On a trip to Italy 15 years ago, Nancy Silverton discovered the Umbrian hilltop town of Panicale, on the outskirts of Perugia. The medieval village was so charming, she bought a house there. In Los Angeles, the F&W Best New Chef 1990 is very busy overseeing the mini empire she co-owns (Pizzeria Mozza; the meat-oriented Chi Spacca; and Osteria Mozza) and doesn’t spend very much time in her home kitchen. But when she’s in Panicale, she says, “I’m not just inspired to cook; I’m inspired to cook simply.”
Silverton is also inspired by all the women she finds in restaurant kitchens throughout Italy, especially in small towns. In fact, her local spot, Ristorante Masolino, is run by three women: Bruna Belfico, her daughter Stefania, and her daughter-in-law Sonia. “In Umbria, the food is simple and all the menus are the same,” says Silverton. “But not everyone cooks well. At Masolino, the food is just right.
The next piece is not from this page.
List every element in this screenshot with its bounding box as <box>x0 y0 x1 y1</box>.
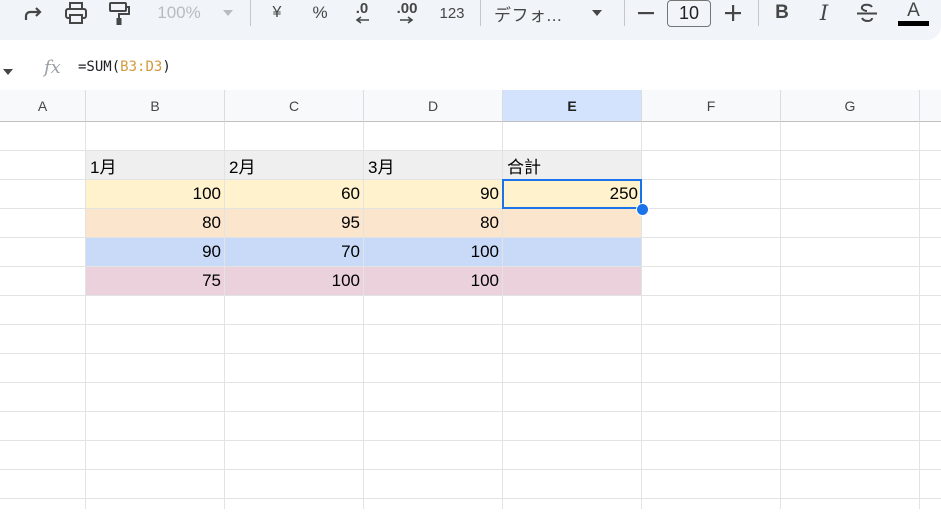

The place captures the spirit of Italy so beautifully.” The Belfico women don’t usually let visitors into the kitchen, nor do they share recipes, but Silverton was allowed in when her friend Phil Rosenthal came to film his upcoming PBS show, I’ll Have What Phil’s Having. In the Masolino kitchen, Silverton discovered the secret to one of her favorite dishes, chickpea bruschetta: a very generous amount of olive oil. “My Italian is terrible, but I know olio and rosmarino, both of which are a big part of the recipe,” she says.